Il pesce è un alimento molto consigliato, è fondamentale inserirlo in una dieta sana ed equilibrata, perché apporta molti benefici all’organismo. Esistono diverse tipologie di pesce, alcune di queste, però, sono più consigliate di altre. In questo articolo parleremo inizialmente un po’ del pesce in generale, come lo si consuma, i suoi benefici e via discorrendo, e poi vedremo anche quali sono i pesci che contengono un quantitativo maggiore di nichel, in modo tale che le persone allergiche al nichel possano evitare di consumarli.

Benefici del pesce

Il pesce è un prodotto che apporta numerosi nutrienti e di conseguenza anche molti benefici al nostro organismo, infatti si consigli il consumo di pesce almeno 2-3 volte a settimana.

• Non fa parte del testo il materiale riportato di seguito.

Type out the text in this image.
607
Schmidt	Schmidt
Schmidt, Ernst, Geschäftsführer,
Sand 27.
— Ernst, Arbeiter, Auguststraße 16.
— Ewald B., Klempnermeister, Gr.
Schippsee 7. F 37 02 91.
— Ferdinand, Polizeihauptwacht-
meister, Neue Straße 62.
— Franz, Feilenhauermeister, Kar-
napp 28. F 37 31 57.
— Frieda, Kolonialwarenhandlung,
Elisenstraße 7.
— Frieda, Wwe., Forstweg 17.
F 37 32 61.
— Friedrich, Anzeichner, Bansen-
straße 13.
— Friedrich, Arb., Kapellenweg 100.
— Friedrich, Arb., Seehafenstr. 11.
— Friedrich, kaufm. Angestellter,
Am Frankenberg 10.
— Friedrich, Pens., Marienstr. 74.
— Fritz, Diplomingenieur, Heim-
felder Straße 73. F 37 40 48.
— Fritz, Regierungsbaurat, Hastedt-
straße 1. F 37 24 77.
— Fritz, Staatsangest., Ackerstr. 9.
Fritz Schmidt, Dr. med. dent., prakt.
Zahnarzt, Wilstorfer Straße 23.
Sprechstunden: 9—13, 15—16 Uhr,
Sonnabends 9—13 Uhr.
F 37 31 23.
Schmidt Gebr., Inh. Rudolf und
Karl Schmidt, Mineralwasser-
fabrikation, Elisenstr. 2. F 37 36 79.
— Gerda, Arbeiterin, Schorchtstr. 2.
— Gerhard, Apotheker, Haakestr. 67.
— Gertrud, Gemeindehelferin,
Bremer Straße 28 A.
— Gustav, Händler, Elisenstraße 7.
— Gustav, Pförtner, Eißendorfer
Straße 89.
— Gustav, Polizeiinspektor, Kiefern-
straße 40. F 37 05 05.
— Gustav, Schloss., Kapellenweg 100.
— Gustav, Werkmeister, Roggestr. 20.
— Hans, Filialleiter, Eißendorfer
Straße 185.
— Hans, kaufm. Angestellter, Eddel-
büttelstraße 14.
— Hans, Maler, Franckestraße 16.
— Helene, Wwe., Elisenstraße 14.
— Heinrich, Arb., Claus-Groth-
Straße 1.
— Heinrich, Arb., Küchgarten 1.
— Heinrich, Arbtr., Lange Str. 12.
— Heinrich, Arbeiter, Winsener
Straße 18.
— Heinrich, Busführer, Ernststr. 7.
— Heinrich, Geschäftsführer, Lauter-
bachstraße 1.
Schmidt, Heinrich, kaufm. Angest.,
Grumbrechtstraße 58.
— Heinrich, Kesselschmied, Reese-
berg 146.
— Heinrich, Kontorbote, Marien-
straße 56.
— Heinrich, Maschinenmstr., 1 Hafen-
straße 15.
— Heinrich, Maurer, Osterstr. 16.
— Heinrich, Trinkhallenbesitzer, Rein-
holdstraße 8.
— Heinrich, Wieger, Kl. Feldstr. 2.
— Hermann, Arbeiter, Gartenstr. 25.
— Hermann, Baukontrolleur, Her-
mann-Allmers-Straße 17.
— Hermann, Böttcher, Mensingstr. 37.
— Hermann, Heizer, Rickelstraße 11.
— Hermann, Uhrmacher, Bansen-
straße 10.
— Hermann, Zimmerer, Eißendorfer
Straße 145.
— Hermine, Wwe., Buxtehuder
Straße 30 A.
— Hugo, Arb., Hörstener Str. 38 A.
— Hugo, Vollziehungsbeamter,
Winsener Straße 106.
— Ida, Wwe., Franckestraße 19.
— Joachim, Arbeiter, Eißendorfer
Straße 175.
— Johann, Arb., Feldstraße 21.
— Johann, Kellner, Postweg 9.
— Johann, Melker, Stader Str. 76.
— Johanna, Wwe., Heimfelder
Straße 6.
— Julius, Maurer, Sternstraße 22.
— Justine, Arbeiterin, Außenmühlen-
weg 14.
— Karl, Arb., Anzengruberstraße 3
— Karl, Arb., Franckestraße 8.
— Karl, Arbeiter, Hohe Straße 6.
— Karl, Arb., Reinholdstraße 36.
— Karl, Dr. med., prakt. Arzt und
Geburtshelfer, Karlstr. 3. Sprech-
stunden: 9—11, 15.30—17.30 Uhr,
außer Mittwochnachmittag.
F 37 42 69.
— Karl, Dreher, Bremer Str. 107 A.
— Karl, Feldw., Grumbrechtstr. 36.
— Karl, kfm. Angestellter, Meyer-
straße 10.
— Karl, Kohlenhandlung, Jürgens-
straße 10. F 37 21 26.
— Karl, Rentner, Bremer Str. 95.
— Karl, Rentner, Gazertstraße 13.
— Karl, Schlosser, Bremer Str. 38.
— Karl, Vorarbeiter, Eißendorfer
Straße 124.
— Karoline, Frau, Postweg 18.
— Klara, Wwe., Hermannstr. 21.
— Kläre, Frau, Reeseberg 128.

Proteine ad alto valore biologico.
Quantità di glucidi trascurabile, in particolar modo il glicogeno.
Elevato apporto di vitamine del gruppo B.
Ottimo apporto di oligoelementi in particolar modo ferro, fosforo, iodio e sodio.
Presenza di lipidi saturi, quantità variabili di colesterolo a seconda della specie ittica.
Alcuni pesci, specialmente quelli dei mari freddi, contengono elevati quantitativi di acidi grassi essenziali omega-3. A seconda del contenuto di grassi, è possibile fare una classificazione dei pesce in 3 gruppi:

  • Pesci Magri: hanno un apporto lipidico inferiore al 5%, ad esempio il merluzzo, il nasello, la sogliola, il rombo, l’orata, l’halibut, le alici, il filetto di tonno, il luccio, la trota, ecc.
  • Pesci Semigrassi: hanno un apporto lipidico che può oscillare dal 5 al 10%, ad esempio la sarda, la carpa, la triglia ecc.
  • Pesci Grassi: con un apporto lipidico superiore al 10%, come nel caso dell’anguilla, del salmone, della ventresca di tonno, dello sgombro, ecc.

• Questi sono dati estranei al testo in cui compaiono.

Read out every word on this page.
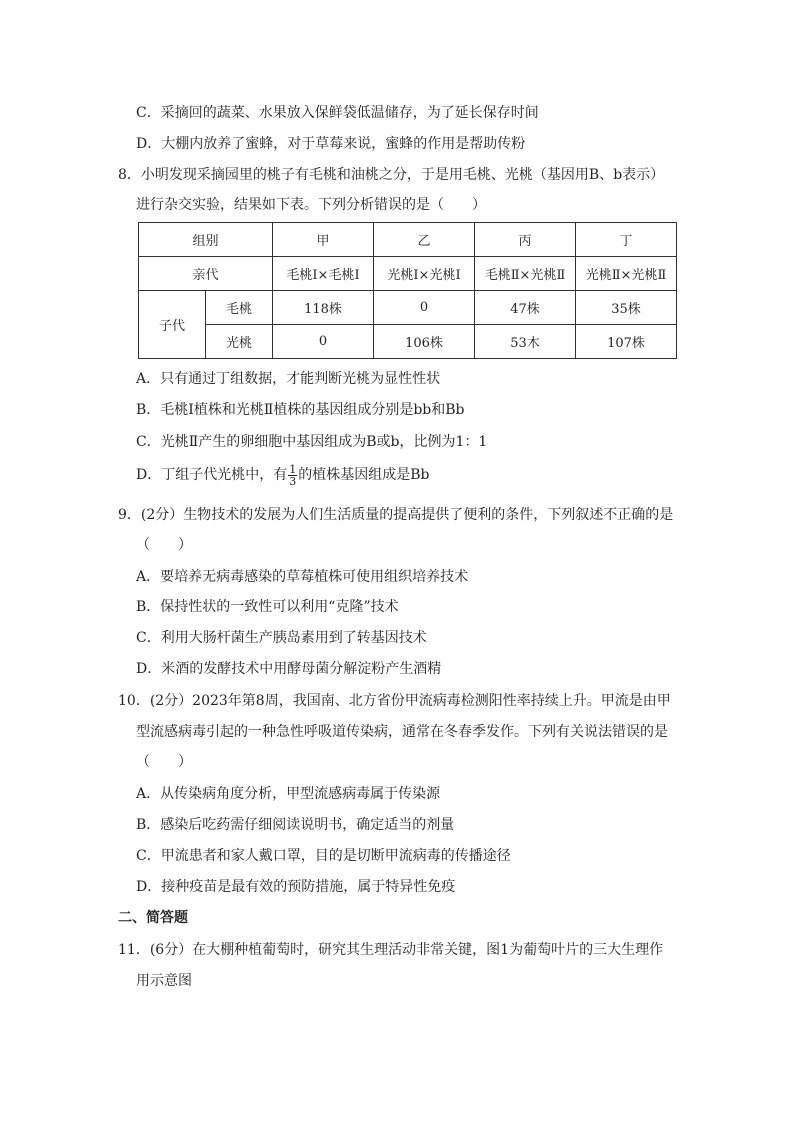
C．采摘回的蔬菜、水果放入保鲜袋低温储存，为了延长保存时间
D．大棚内放养了蜜蜂，对于草莓来说，蜜蜂的作用是帮助传粉
8．小明发现采摘园里的桃子有毛桃和油桃之分，于是用毛桃、光桃（基因用B、b表示）
进行杂交实验，结果如下表。下列分析错误的是（　　）
组别		甲	乙	丙	丁
亲代		毛桃Ⅰ×毛桃Ⅰ	光桃Ⅰ×光桃Ⅰ	毛桃Ⅱ×光桃Ⅱ	光桃Ⅱ×光桃Ⅱ
子代	毛桃	118株	0	47株	35株
	光桃	0	106株	53木	107株
A．只有通过丁组数据，才能判断光桃为显性性状
B．毛桃Ⅰ植株和光桃Ⅱ植株的基因组成分别是bb和Bb
C．光桃Ⅱ产生的卵细胞中基因组成为B或b，比例为1：1
D．丁组子代光桃中，有 $\frac{1}{3}$ 的植株基因组成是Bb
9．(2分）生物技术的发展为人们生活质量的提高提供了便利的条件，下列叙述不正确的是
（　　）
A．要培养无病毒感染的草莓植株可使用组织培养技术
B．保持性状的一致性可以利用“克隆”技术
C．利用大肠杆菌生产胰岛素用到了转基因技术
D．米酒的发酵技术中用酵母菌分解淀粉产生酒精
10．(2分）2023年第8周，我国南、北方省份甲流病毒检测阳性率持续上升。甲流是由甲
型流感病毒引起的一种急性呼吸道传染病，通常在冬春季发作。下列有关说法错误的是
（　　）
A．从传染病角度分析，甲型流感病毒属于传染源
B．感染后吃药需仔细阅读说明书，确定适当的剂量
C．甲流患者和家人戴口罩，目的是切断甲流病毒的传播途径
D．接种疫苗是最有效的预防措施，属于特异性免疫
二、简答题
11．(6分）在大棚种植葡萄时，研究其生理活动非常关键，图1为葡萄叶片的三大生理作
用示意图
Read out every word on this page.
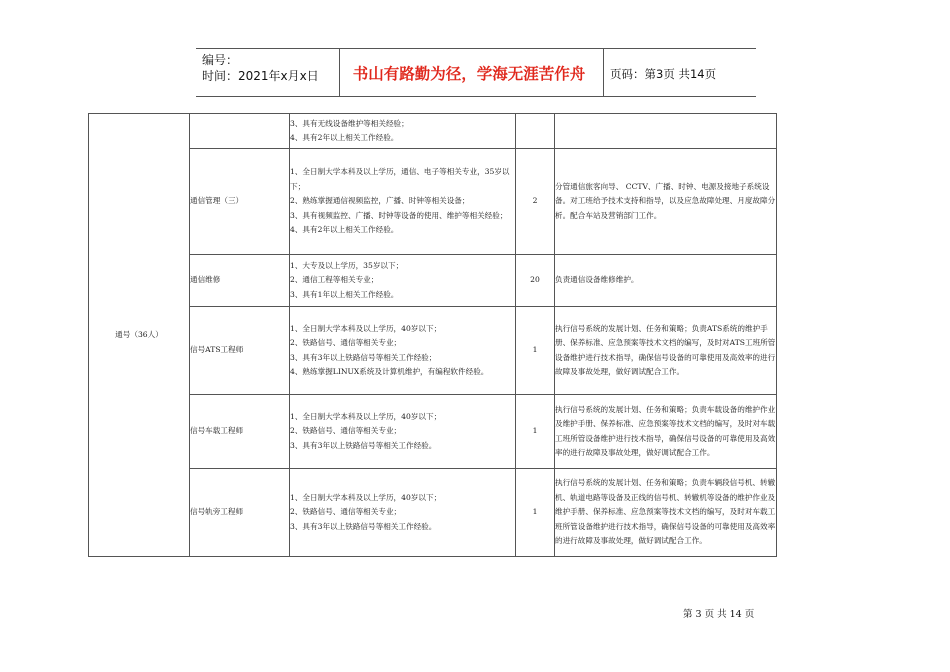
编号：
时间：2021年x月x日	书山有路勤为径，学海无涯苦作舟	页码：第3页 共14页
通号（36人）		3、具有无线设备维护等相关经验；
4、具有2年以上相关工作经验。		

	通信管理（三）	1、全日制大学本科及以上学历，通信、电子等相关专业，35岁以下；
2、熟练掌握通信视频监控，广播、时钟等相关设备；
3、具有视频监控、广播、时钟等设备的使用、维护等相关经验；
4、具有2年以上相关工作经验。	2	分管通信旅客向导、 CCTV、广播、时钟、电源及接地子系统设备。对工班给予技术支持和指导，以及应急故障处理、月度故障分析。配合车站及营销部门工作。

	通信维修	1、大专及以上学历，35岁以下；
2、通信工程等相关专业；
3、具有1年以上相关工作经验。	20	负责通信设备维修维护。

	信号ATS工程师	1、全日制大学本科及以上学历，40岁以下；
2、铁路信号、通信等相关专业；
3、具有3年以上铁路信号等相关工作经验；
4、熟练掌握LINUX系统及计算机维护，有编程软件经验。	1	执行信号系统的发展计划、任务和策略；负责ATS系统的维护手册、保养标准、应急预案等技术文档的编写，及时对ATS工班所管设备维护进行技术指导，确保信号设备的可靠使用及高效率的进行故障及事故处理，做好调试配合工作。

	信号车载工程师	1、全日制大学本科及以上学历，40岁以下；
2、铁路信号、通信等相关专业；
3、具有3年以上铁路信号等相关工作经验。	1	执行信号系统的发展计划、任务和策略；负责车载设备的维护作业及维护手册、保养标准、应急预案等技术文档的编写，及时对车载工班所管设备维护进行技术指导，确保信号设备的可靠使用及高效率的进行故障及事故处理，做好调试配合工作。

	信号轨旁工程师	1、全日制大学本科及以上学历，40岁以下；
2、铁路信号、通信等相关专业；
3、具有3年以上铁路信号等相关工作经验。	1	执行信号系统的发展计划、任务和策略；负责车辆段信号机、转辙机、轨道电路等设备及正线的信号机、转辙机等设备的维护作业及维护手册、保养标准、应急预案等技术文档的编写，及时对车载工班所管设备维护进行技术指导，确保信号设备的可靠使用及高效率的进行故障及事故处理，做好调试配合工作。
第 3 页 共 14 页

Il quantitativo lipidico nei pesci varia molto a seconda della sua provenienza, che quindi sia allevato o pescato.

Quale pesce mangiare per dimagrire? Ecco la classifica

Sicuramente per dimagrire sarebbero da preferire i pesci definiti magri, dunque:

  • merluzzo;
  • nasello;
  • sogliola;
  • rombo;
  • orata;
  • halibut;
  • alici;
  • filetto di tonno;
  • luccio;
  • trota.

Questi sono i pesci che si consigliano maggiormente se si è a dieta, dato che non apportano molte calorie. Ovviamente non possiamo considerare questi pesci dietetici, nessuno di esso mangiato in abbondanza determinerà una magica perdita di peso, ma la perdita di peso, e quindi il dimagrimento, si verificherà a seguito di una dieta sana ed equilibrata in associazione anche a dell’attività fisica.

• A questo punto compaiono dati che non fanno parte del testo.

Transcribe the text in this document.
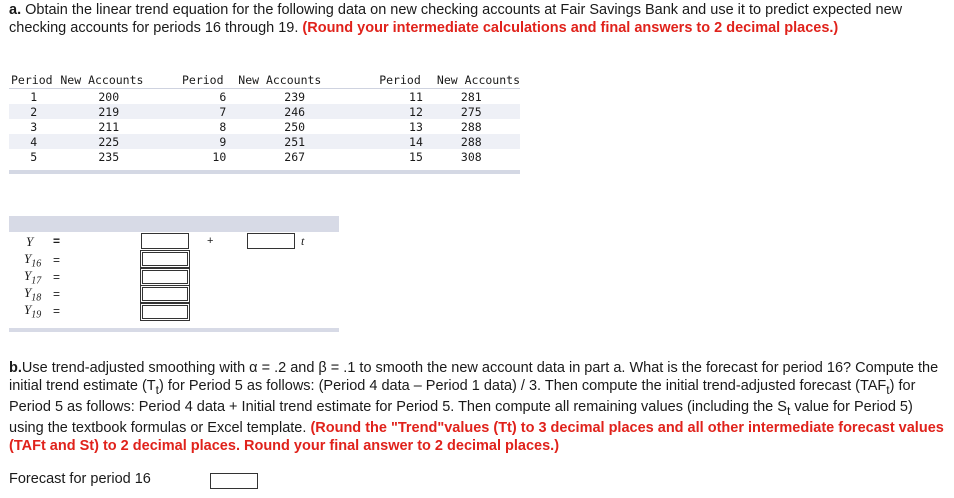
a. Obtain the linear trend equation for the following data on new checking accounts at Fair Savings Bank and use it to predict expected new checking accounts for periods 16 through 19. (Round your intermediate calculations and final answers to 2 decimal places.)
Period	New Accounts	Period	New Accounts	Period	New Accounts
1	200	6	239	11	281
2	219	7	246	12	275
3	211	8	250	13	288
4	225	9	251	14	288
5	235	10	267	15	308
Y =	+	t
$Y_{16}$ =
$Y_{17}$ =
$Y_{18}$ =
$Y_{19}$ =
b.Use trend-adjusted smoothing with α = .2 and β = .1 to smooth the new account data in part a. What is the forecast for period 16? Compute the initial trend estimate $(T_t)$ for Period 5 as follows: (Period 4 data – Period 1 data) / 3. Then compute the initial trend-adjusted forecast $(TAF_t)$ for Period 5 as follows: Period 4 data + Initial trend estimate for Period 5. Then compute all remaining values (including the $S_t$ value for Period 5) using the textbook formulas or Excel template. (Round the "Trend"values (Tt) to 3 decimal places and all other intermediate forecast values (TAFt and St) to 2 decimal places. Round your final answer to 2 decimal places.)
Forecast for period 16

Nonostante questi elencati siano i pesci più consigliati da consumare quando si è a dieta, non si consiglia assolutamente di eliminare del tutto le altre tipologie di pesce, seppur più grassi, perché contengono grassi definiti buoni, dei grassi che sono ottimi per contrastare il colesterolo ad esempio, oltre ad apportare tantissimi altri benefici al nostro organismo, quindi mangiateli senza timore, ovviamente non con elevata frequenza, come per ogni altro alimento.